Watermarked

Welcome to the March edition of my short story collection, Watermarked. This month’s story, “Alterations,” is a tale of a grandmother wondering what she owes her daughter and her new grandchild. I hope you enjoy this installment. Please feel free to share it with anyone who might be interested.
Navigating the Challenges of Aging
Aging brings with it a well-known set of demands and challenges. Recently, I found myself disheartened by the time and energy required to address the various physical needs of getting older. My days now include regular appointments to optimize my vision and hearing. I’m wearing a brace for sports to support a knee ligament injury. I faithfully cooperate with cancer screenings of my breasts, bowels, and cervix. While I sometimes resent these responsibilities, I am grateful that retirement gives me more time and flexibility to attend to my health.
Kathy Page’s In This Faulty Machine
Last week, I picked up Kathy Page’s memoir, In This Faulty Machine. In her memoir, Page details her experiences transitioning from an accomplished writer and educator—having authored eleven books and most recently served as faculty at Nanaimo University—to a person living with Parkinson’s. (PWP) She recounts this transformation—the adaptations and losses—with candour, wit, and insight. The book is dedicated to her sister in New Zealand, who I assume, is a major source of support for her.


A few years ago, I met her at the Denman Island Readers and Writers Festival, and bought her short story collection, The Two of Us. This collection was recognized as a best book of 2016 and long-listed for the Giller Prize. In the title story, a pregnant English instructor is deeply affected by an elder student’s piece questioning the morality of bringing a child into an unpredictable and often harsh world—a warning delivered too late. The story raises the question of how to continue despite all we know and all we have yet to learn. For those who enjoy swimming, “Open Water” offers another compelling narrative: it follows a coach with a complicated past as he mentors a swimming prodigy and navigates the complexities of the prodigy’s family.
If you are familiar with Kathy Page’s fiction, you’ll know that her works are driven by character and relationships. Her novel Dear Evelyn won the 2018 Rogers Writers’ Trust Fiction Prize.

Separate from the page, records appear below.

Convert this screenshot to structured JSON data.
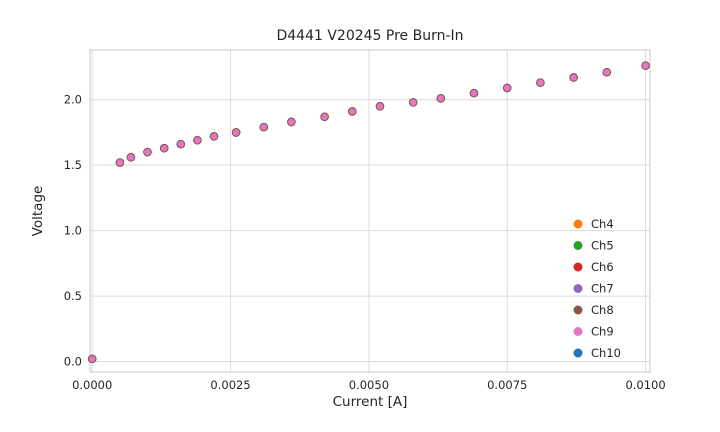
{
  "chart_data": {
    "type": "scatter",
    "title": "D4441 V20245 Pre Burn-In",
    "xlabel": "Current [A]",
    "ylabel": "Voltage",
    "xlim": [
      -4e-05,
      0.01008
    ],
    "ylim": [
      -0.08,
      2.38
    ],
    "grid": true,
    "legend_position": "lower right",
    "xticks": {
      "values": [
        0.0,
        0.0025,
        0.005,
        0.0075,
        0.01
      ],
      "labels": [
        "0.0000",
        "0.0025",
        "0.0050",
        "0.0075",
        "0.0100"
      ]
    },
    "yticks": {
      "values": [
        0.0,
        0.5,
        1.0,
        1.5,
        2.0
      ],
      "labels": [
        "0.0",
        "0.5",
        "1.0",
        "1.5",
        "2.0"
      ]
    },
    "x": [
      0.0,
      0.0005,
      0.0007,
      0.001,
      0.0013,
      0.0016,
      0.0019,
      0.0022,
      0.0026,
      0.0031,
      0.0036,
      0.0042,
      0.0047,
      0.0052,
      0.0058,
      0.0063,
      0.0069,
      0.0075,
      0.0081,
      0.0087,
      0.0093,
      0.01
    ],
    "y_shared": [
      0.02,
      1.52,
      1.56,
      1.6,
      1.63,
      1.66,
      1.69,
      1.72,
      1.75,
      1.79,
      1.83,
      1.87,
      1.91,
      1.95,
      1.98,
      2.01,
      2.05,
      2.09,
      2.13,
      2.17,
      2.21,
      2.26
    ],
    "series": [
      {
        "name": "Ch4",
        "color": "#ff7f0e",
        "z": 1
      },
      {
        "name": "Ch5",
        "color": "#2ca02c",
        "z": 2
      },
      {
        "name": "Ch6",
        "color": "#d62728",
        "z": 3
      },
      {
        "name": "Ch7",
        "color": "#9467bd",
        "z": 4
      },
      {
        "name": "Ch8",
        "color": "#8c564b",
        "z": 6
      },
      {
        "name": "Ch9",
        "color": "#e377c2",
        "z": 7
      },
      {
        "name": "Ch10",
        "color": "#1f77b4",
        "z": 5
      }
    ],
    "colors": {
      "grid": "#dcdcdc",
      "frame": "#c9c9c9",
      "text": "#262626",
      "background": "#ffffff"
    }
  }
}
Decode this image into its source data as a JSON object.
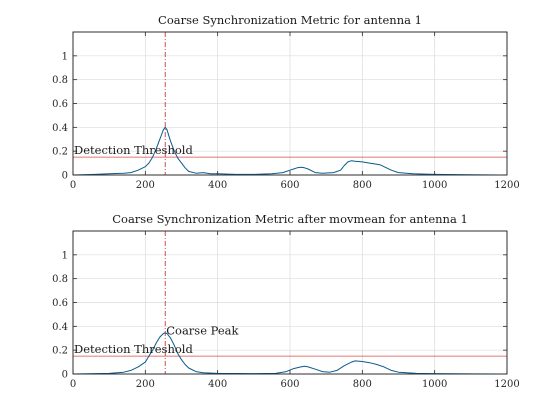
{
  "colors": {
    "metric": "#0b5a8c",
    "threshold": "#d84a4a",
    "peak": "#c23b3b"
  },
  "chart_data": [
    {
      "type": "line",
      "title": "Coarse Synchronization Metric for antenna 1",
      "xlabel": "",
      "ylabel": "",
      "xlim": [
        0,
        1200
      ],
      "ylim": [
        0,
        1.2
      ],
      "xticks": [
        0,
        200,
        400,
        600,
        800,
        1000,
        1200
      ],
      "yticks": [
        0,
        0.2,
        0.4,
        0.6,
        0.8,
        1
      ],
      "xtick_labels": [
        "0",
        "200",
        "400",
        "600",
        "800",
        "1000",
        "1200"
      ],
      "ytick_labels": [
        "0",
        "0.2",
        "0.4",
        "0.6",
        "0.8",
        "1"
      ],
      "grid": true,
      "series": [
        {
          "x": [
            0,
            60,
            100,
            140,
            160,
            180,
            200,
            210,
            220,
            230,
            240,
            245,
            250,
            255,
            260,
            265,
            270,
            280,
            290,
            300,
            310,
            320,
            340,
            360,
            380,
            400,
            450,
            500,
            550,
            580,
            600,
            610,
            620,
            630,
            640,
            650,
            660,
            670,
            690,
            720,
            740,
            750,
            760,
            770,
            780,
            800,
            820,
            840,
            850,
            860,
            880,
            900,
            940,
            1000,
            1100,
            1180
          ],
          "y": [
            0,
            0.005,
            0.01,
            0.015,
            0.02,
            0.04,
            0.07,
            0.1,
            0.15,
            0.22,
            0.3,
            0.34,
            0.38,
            0.4,
            0.38,
            0.33,
            0.28,
            0.2,
            0.14,
            0.1,
            0.06,
            0.03,
            0.015,
            0.02,
            0.01,
            0.01,
            0.005,
            0.005,
            0.01,
            0.02,
            0.04,
            0.05,
            0.06,
            0.065,
            0.06,
            0.05,
            0.035,
            0.02,
            0.015,
            0.02,
            0.04,
            0.08,
            0.11,
            0.12,
            0.115,
            0.11,
            0.1,
            0.09,
            0.085,
            0.07,
            0.04,
            0.02,
            0.01,
            0.005,
            0.002,
            0
          ]
        }
      ],
      "threshold": 0.15,
      "threshold_label": "Detection Threshold",
      "peak_x": 255,
      "peak_label": ""
    },
    {
      "type": "line",
      "title": "Coarse Synchronization Metric after movmean for antenna 1",
      "xlabel": "",
      "ylabel": "",
      "xlim": [
        0,
        1200
      ],
      "ylim": [
        0,
        1.2
      ],
      "xticks": [
        0,
        200,
        400,
        600,
        800,
        1000,
        1200
      ],
      "yticks": [
        0,
        0.2,
        0.4,
        0.6,
        0.8,
        1
      ],
      "xtick_labels": [
        "0",
        "200",
        "400",
        "600",
        "800",
        "1000",
        "1200"
      ],
      "ytick_labels": [
        "0",
        "0.2",
        "0.4",
        "0.6",
        "0.8",
        "1"
      ],
      "grid": true,
      "series": [
        {
          "x": [
            0,
            100,
            140,
            160,
            180,
            200,
            210,
            220,
            230,
            240,
            250,
            255,
            260,
            270,
            280,
            290,
            300,
            310,
            320,
            340,
            360,
            400,
            500,
            560,
            590,
            610,
            630,
            640,
            650,
            670,
            690,
            710,
            730,
            750,
            770,
            780,
            800,
            820,
            840,
            860,
            880,
            900,
            950,
            1000,
            1100,
            1180
          ],
          "y": [
            0,
            0.005,
            0.015,
            0.03,
            0.06,
            0.1,
            0.15,
            0.2,
            0.26,
            0.31,
            0.34,
            0.345,
            0.34,
            0.3,
            0.24,
            0.17,
            0.12,
            0.08,
            0.05,
            0.02,
            0.01,
            0.005,
            0.003,
            0.005,
            0.02,
            0.045,
            0.06,
            0.065,
            0.06,
            0.04,
            0.02,
            0.015,
            0.03,
            0.07,
            0.1,
            0.11,
            0.105,
            0.095,
            0.08,
            0.06,
            0.03,
            0.015,
            0.005,
            0.003,
            0.001,
            0
          ]
        }
      ],
      "threshold": 0.15,
      "threshold_label": "Detection Threshold",
      "peak_x": 255,
      "peak_label": "Coarse Peak"
    }
  ]
}
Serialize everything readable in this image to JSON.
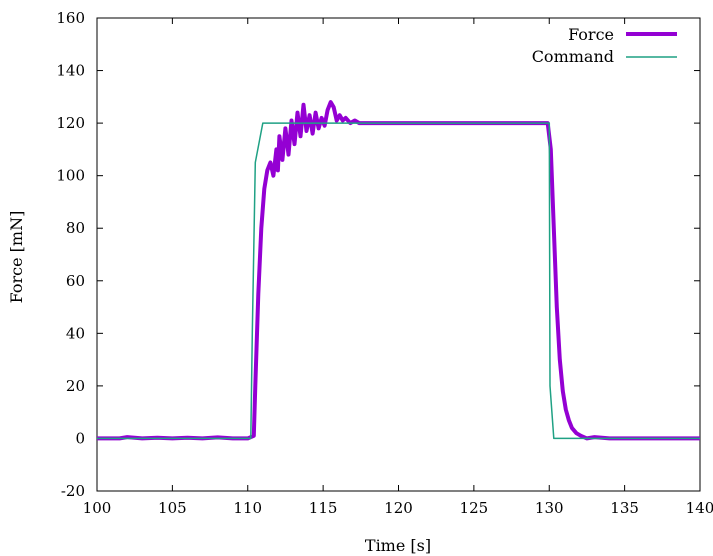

In This Faulty Machine, Page describes her transition from a vibrant, busy life—where she balanced her creative pursuits, academic responsibilities, and homesteading on Salt Spring Island—to adapting to her life as a PWP. The memoir, structured in twenty chapters, provides unvarnished, detailed observations about her transformation, deliberately avoiding the term “journey.
Page writes openly about her losses and the ongoing effort to find meaning, skilfully blending her clear-eyed perspective with humour. She provides context about the history and current medical understanding of Parkinson’s disease. She describes the difficulty of leaving her beloved home on Salt Spring Island and adjusting to a new home and life in Victoria. The book explores the realities of chronic illness, including a chapter on the rigours and indignities of managing severe constipation. Page considers the potential advantage of her loss of smell—anosmia—which was an early sign of her Parkinson’s.
Page grew up under the influence of a strong-willed, hyperbolic mother who influenced her writing style and her interest in conflict in relationships. One of the memoir’s most poignant moments is her relief at not having to share her diagnosis with her mother, knowing her mother would have blamed her for her illness, attributing it to some personal shortcoming. The complexities of the mother-daughter relationship endure, even after a mother’s passing.
Page takes a pragmatic look at concepts like positivity, meditation, and the search for meaning in the face of adversity. She admits that meditation is not for her. Her narrative includes frank accounts of the deaths of fellow members in her PWP group and explores the emotional and physical burdens that progressive chronic illness places on caregivers. In This Faulty Machine is essential reading for anyone (medical or otherwise) who cares for people with Parkinson’s disease.
A Word from Caroline Adderson
Caroline Adderson offers high praise for Page’s memoir, stating: “In This Faulty Machine is one of those rare books that compels you to rethink your life.”
Until Next Time
Happy reading and writing and rethinking your life. I look forward to any comments. I hope the comments section is working properly this month. I’m off to the Words on the Water conference in Campbell River this weekend. See you in April for the fourth installment of my collection.